HUNTSVILLE, Ala. –The Army has offered extensive details on its pursuit of new Launched Effects (LE), with the service planning rapid prototyping and forthcoming production efforts for short, medium and long-range capabilities.
Army officials on Tuesday noted an operational demonstration is planned later this year for LE Medium Range after extensive prototyping with several vendors, while the service will select up to two vendors for LE Short Range prototyping this fall and is in the planning stages to initiate LE Long Range in FY ‘26.
“I can tell you today, we are absolutely 100 percent on time [for] meeting every single date in the Launched Effects program,” Col. Danielle Medaglia, project manager for unmanned aircraft systems, said during a discussion at AUSA’s Global Force Symposium here.
Launched Effects is the Army’s program to field new autonomous air vehicles that can be launched from aircraft or ground platforms with a variety of payloads and mission system applications to provide a range of effects for reconnaissance, extended communications links and eventually lethal capabilities.
The Army has cited Launched Effects as key part of its recently announced aviation rebalance, with plans to increase investment in the capability, and unmanned systems more broadly, to include filling in the reconnaissance mission in the wake of the canceled development of the Future Attack Reconnaissance Aircraft (Defense Daily, March 7).
“Think of trucks that fly that employ an array of sensors, lethal and non-lethal payloads. You have the short, medium and long-range programs. They’re very promising. That, candidly, created the opportunity for the chief and the secretary to make this hard decision,” Gen. James Rainey, head of Army Futures Command, told reporters here on Tuesday.
Brig. Gen. Cain Baker, director of the Army’s Future Vertical Lift Cross-Functional Team, said the timing of the Army’s aviation restructure “was almost perfect” in terms of coinciding with formulation of Launched Effects plans moving forward.
“We know where we want the launched effects to fly, that’s in the lower-tier of the air domain. And we know the payloads that we want to put on it to be able to do lethal and non-lethal capability,” Baker said.
The Army’s most immediate effort is LE Medium Range, which has included a prototyping effort utilizing Anduril’s Altius 700 air vehicle and several other vendors providing mission systems, payloads and integration work, with an operational demonstration planned for late FY ‘24 to inform production plans.
“We did that from a [Modular Open Systems Architecture] perspective.
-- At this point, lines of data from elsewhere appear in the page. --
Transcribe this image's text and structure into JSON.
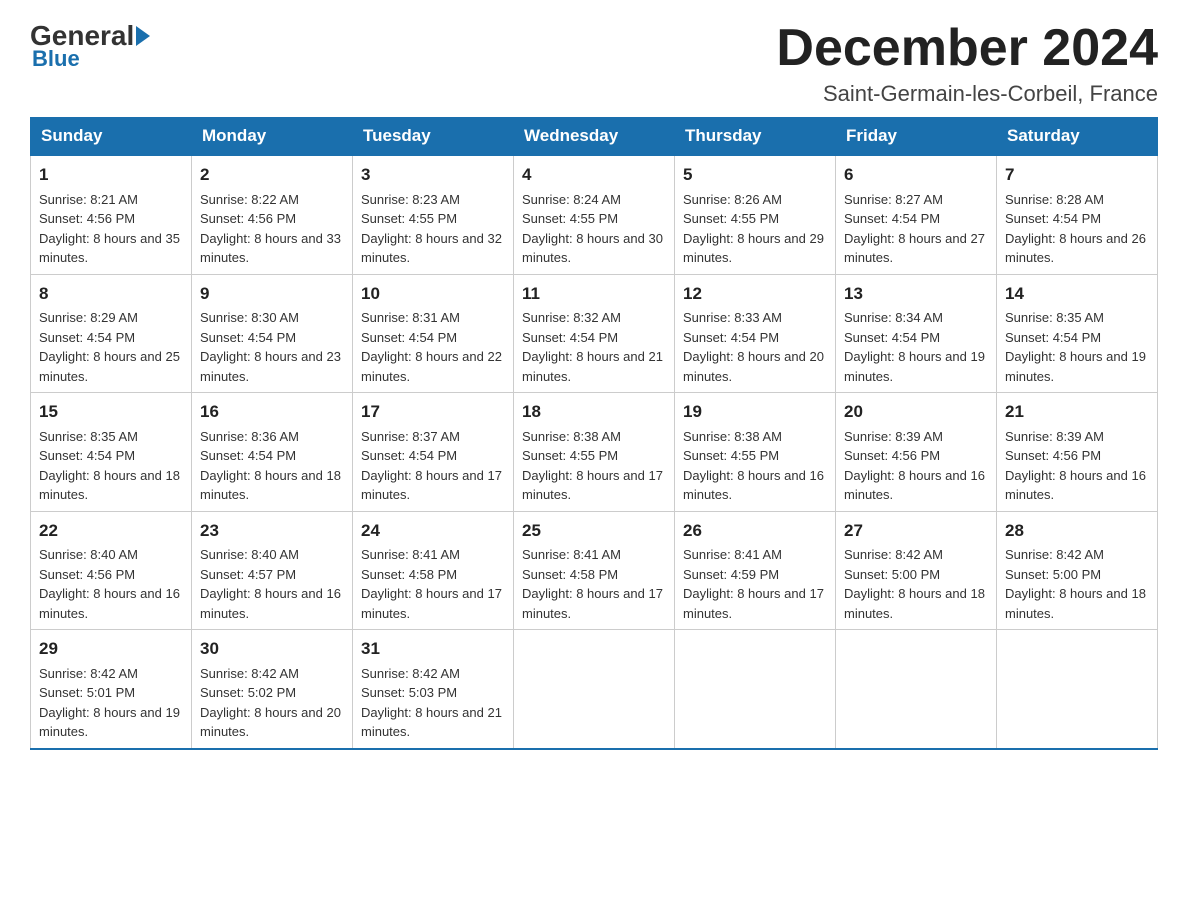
{
  "logo": {
    "general": "General",
    "blue": "Blue"
  },
  "header": {
    "month": "December 2024",
    "location": "Saint-Germain-les-Corbeil, France"
  },
  "weekdays": [
    "Sunday",
    "Monday",
    "Tuesday",
    "Wednesday",
    "Thursday",
    "Friday",
    "Saturday"
  ],
  "weeks": [
    [
      {
        "day": "1",
        "sunrise": "8:21 AM",
        "sunset": "4:56 PM",
        "daylight": "8 hours and 35 minutes."
      },
      {
        "day": "2",
        "sunrise": "8:22 AM",
        "sunset": "4:56 PM",
        "daylight": "8 hours and 33 minutes."
      },
      {
        "day": "3",
        "sunrise": "8:23 AM",
        "sunset": "4:55 PM",
        "daylight": "8 hours and 32 minutes."
      },
      {
        "day": "4",
        "sunrise": "8:24 AM",
        "sunset": "4:55 PM",
        "daylight": "8 hours and 30 minutes."
      },
      {
        "day": "5",
        "sunrise": "8:26 AM",
        "sunset": "4:55 PM",
        "daylight": "8 hours and 29 minutes."
      },
      {
        "day": "6",
        "sunrise": "8:27 AM",
        "sunset": "4:54 PM",
        "daylight": "8 hours and 27 minutes."
      },
      {
        "day": "7",
        "sunrise": "8:28 AM",
        "sunset": "4:54 PM",
        "daylight": "8 hours and 26 minutes."
      }
    ],
    [
      {
        "day": "8",
        "sunrise": "8:29 AM",
        "sunset": "4:54 PM",
        "daylight": "8 hours and 25 minutes."
      },
      {
        "day": "9",
        "sunrise": "8:30 AM",
        "sunset": "4:54 PM",
        "daylight": "8 hours and 23 minutes."
      },
      {
        "day": "10",
        "sunrise": "8:31 AM",
        "sunset": "4:54 PM",
        "daylight": "8 hours and 22 minutes."
      },
      {
        "day": "11",
        "sunrise": "8:32 AM",
        "sunset": "4:54 PM",
        "daylight": "8 hours and 21 minutes."
      },
      {
        "day": "12",
        "sunrise": "8:33 AM",
        "sunset": "4:54 PM",
        "daylight": "8 hours and 20 minutes."
      },
      {
        "day": "13",
        "sunrise": "8:34 AM",
        "sunset": "4:54 PM",
        "daylight": "8 hours and 19 minutes."
      },
      {
        "day": "14",
        "sunrise": "8:35 AM",
        "sunset": "4:54 PM",
        "daylight": "8 hours and 19 minutes."
      }
    ],
    [
      {
        "day": "15",
        "sunrise": "8:35 AM",
        "sunset": "4:54 PM",
        "daylight": "8 hours and 18 minutes."
      },
      {
        "day": "16",
        "sunrise": "8:36 AM",
        "sunset": "4:54 PM",
        "daylight": "8 hours and 18 minutes."
      },
      {
        "day": "17",
        "sunrise": "8:37 AM",
        "sunset": "4:54 PM",
        "daylight": "8 hours and 17 minutes."
      },
      {
        "day": "18",
        "sunrise": "8:38 AM",
        "sunset": "4:55 PM",
        "daylight": "8 hours and 17 minutes."
      },
      {
        "day": "19",
        "sunrise": "8:38 AM",
        "sunset": "4:55 PM",
        "daylight": "8 hours and 16 minutes."
      },
      {
        "day": "20",
        "sunrise": "8:39 AM",
        "sunset": "4:56 PM",
        "daylight": "8 hours and 16 minutes."
      },
      {
        "day": "21",
        "sunrise": "8:39 AM",
        "sunset": "4:56 PM",
        "daylight": "8 hours and 16 minutes."
      }
    ],
    [
      {
        "day": "22",
        "sunrise": "8:40 AM",
        "sunset": "4:56 PM",
        "daylight": "8 hours and 16 minutes."
      },
      {
        "day": "23",
        "sunrise": "8:40 AM",
        "sunset": "4:57 PM",
        "daylight": "8 hours and 16 minutes."
      },
      {
        "day": "24",
        "sunrise": "8:41 AM",
        "sunset": "4:58 PM",
        "daylight": "8 hours and 17 minutes."
      },
      {
        "day": "25",
        "sunrise": "8:41 AM",
        "sunset": "4:58 PM",
        "daylight": "8 hours and 17 minutes."
      },
      {
        "day": "26",
        "sunrise": "8:41 AM",
        "sunset": "4:59 PM",
        "daylight": "8 hours and 17 minutes."
      },
      {
        "day": "27",
        "sunrise": "8:42 AM",
        "sunset": "5:00 PM",
        "daylight": "8 hours and 18 minutes."
      },
      {
        "day": "28",
        "sunrise": "8:42 AM",
        "sunset": "5:00 PM",
        "daylight": "8 hours and 18 minutes."
      }
    ],
    [
      {
        "day": "29",
        "sunrise": "8:42 AM",
        "sunset": "5:01 PM",
        "daylight": "8 hours and 19 minutes."
      },
      {
        "day": "30",
        "sunrise": "8:42 AM",
        "sunset": "5:02 PM",
        "daylight": "8 hours and 20 minutes."
      },
      {
        "day": "31",
        "sunrise": "8:42 AM",
        "sunset": "5:03 PM",
        "daylight": "8 hours and 21 minutes."
      },
      null,
      null,
      null,
      null
    ]
  ],
  "labels": {
    "sunrise_prefix": "Sunrise: ",
    "sunset_prefix": "Sunset: ",
    "daylight_prefix": "Daylight: "
  }
}
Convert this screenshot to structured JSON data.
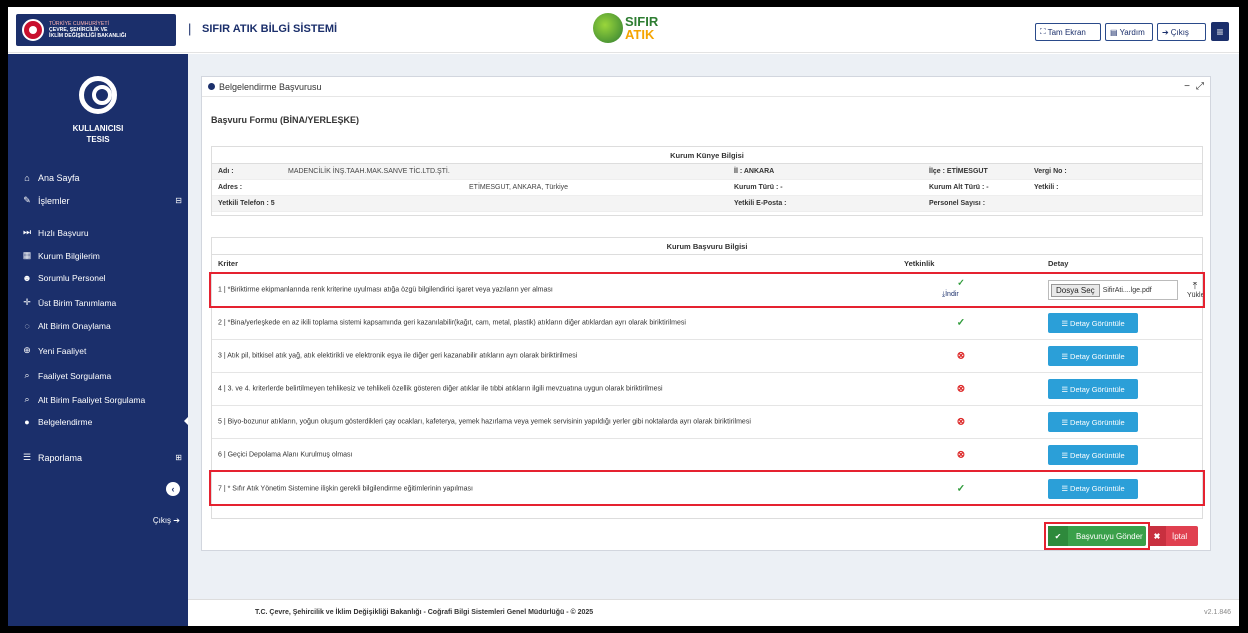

If we’re really open, let’s have five different vendors come together,” Medaglia said.
Medaglia added the Army is “not compromising” on its open architecture approach to Launched Effects, with an aim to allow for maximum flexibility to rapidly integrate new payloads and capabilities.
“We will not be vendor-locked, whether it’s the air vehicle, whether it’s the payload or whether it’s a mission system. Because, again, with the pace of technology that would not be the smartest thing to do. We need to make sure we can move fast and stay ahead of the threat,” Medaglia said.
For LE Short Range, the Army held an industry day in February as it works toward starting up a prototyping effort this fall with up to two vendors.
The Army has previously said that payload configurations for potential Short Range LE systems may include Electro-Optical/Infra-Red (EO/IR), Radio Frequency Detect, Identify, Locate, Report (RF DILR), lethal/kinetic, communications relay, and RF Decoy systems (Defense Daily, Jan. 2).
Medaglia said the eventual LE Long-Range is expected to be more of a “corps-level asset,” with the Army looking to begin its pursuit of that capability in FY ‘26.
Baker noted the Army’s next Future Vertical Lift-led EDGE experiment in September will be “heavily focused” on Launched Effects, to include asking industry to participate with air vehicles, payloads and new software.
“Let’s see what you can do against these high-end threats to really see where we are inside the industry on capability,” Baker said.